Reclassifications with Patch Clamp Data (A) Variants were classified according to the American College of Medical Genetics and Genomics criteria. Above: classifications before the patch clamp data in this study. Below: classifications with the patch clamp data in this study. All classifications indicate Brugada syndrome, except for p.Arg814Gln, which was reclassified from likely pathogenic for Brugada syndrome to likely pathogenic for long QT syndrome. (B) Patch clamp results varied depending on the number of observed individuals with Brugada syndrome in the literature^, and the gnomAD allele frequency. LoF, loss of function.

Figure 4

Structural Basis of SCN5A Loss-of-Function Variants (A) Two-dimensional schematic of Na_V1.5 structure.
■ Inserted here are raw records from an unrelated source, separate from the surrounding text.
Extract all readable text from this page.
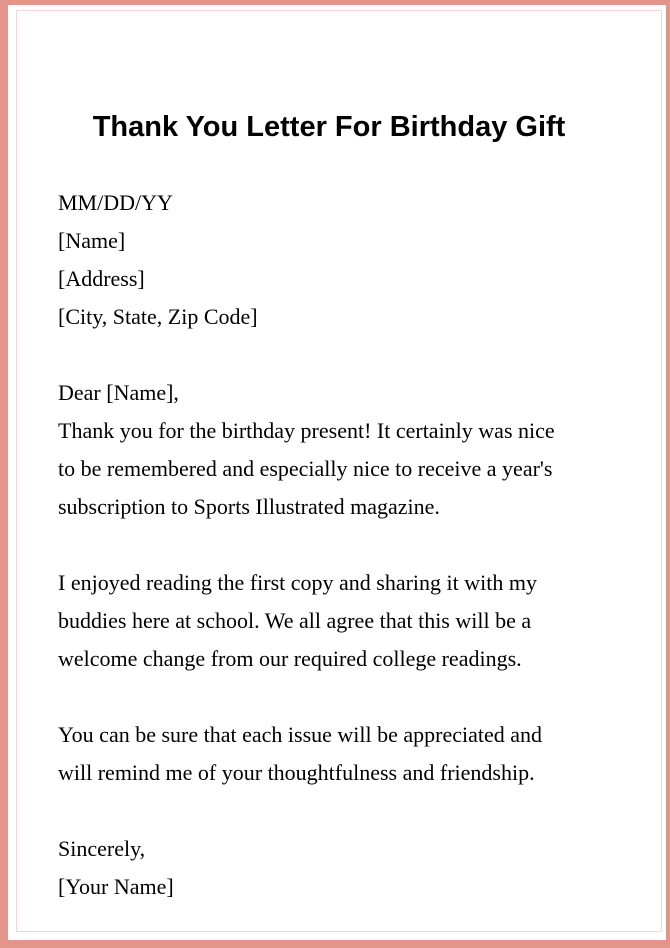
Thank You Letter For Birthday Gift
MM/DD/YY
[Name]
[Address]
[City, State, Zip Code]
Dear [Name],
Thank you for the birthday present! It certainly was nice
to be remembered and especially nice to receive a year's
subscription to Sports Illustrated magazine.
I enjoyed reading the first copy and sharing it with my
buddies here at school. We all agree that this will be a
welcome change from our required college readings.
You can be sure that each issue will be appreciated and
will remind me of your thoughtfulness and friendship.
Sincerely,
[Your Name]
All previously unstudied variants are shown and color-coded based on peak current density (white 75%–125%, gray 50%–75%, orange 10%–50%, red < 10%). (B and C) Three-dimensional homology model of Na_V1.5. Variants are colored as in (A). (D) Top-down view of WT (top) and p.Glu901Lys (bottom), as modeled using Rosetta. The lysine residue projects into the pore, likely disrupting sodium passage. (E) View of WT and p.Cys335Arg, as modeled using Rosetta. The WT protein has a disulfide bond between Cys335 (left) and Cys280 (right), which was inferred from the spatial proximity of these two residues and the fact that the corresponding residues in the template structures also form a disulfide bond; this bond is disrupted by p.Cys335Arg. The disulfide bond is indicated with an asterisk (^∗). (F) Four leucine -> proline variants in this study. p.Leu136Pro is a partial loss-of-function variant and p.Leu839P, p.Leu928Pro, and p.Leu1340Pro are loss of function. The structures of these four variants were not modeled because modeling drastic structural changes involving prolines that are part of a helix usually cannot be reliably modeled in Rosetta. However, these variants likely cause loss of protein function by causing a kink in the alpha helix and protein misfolding.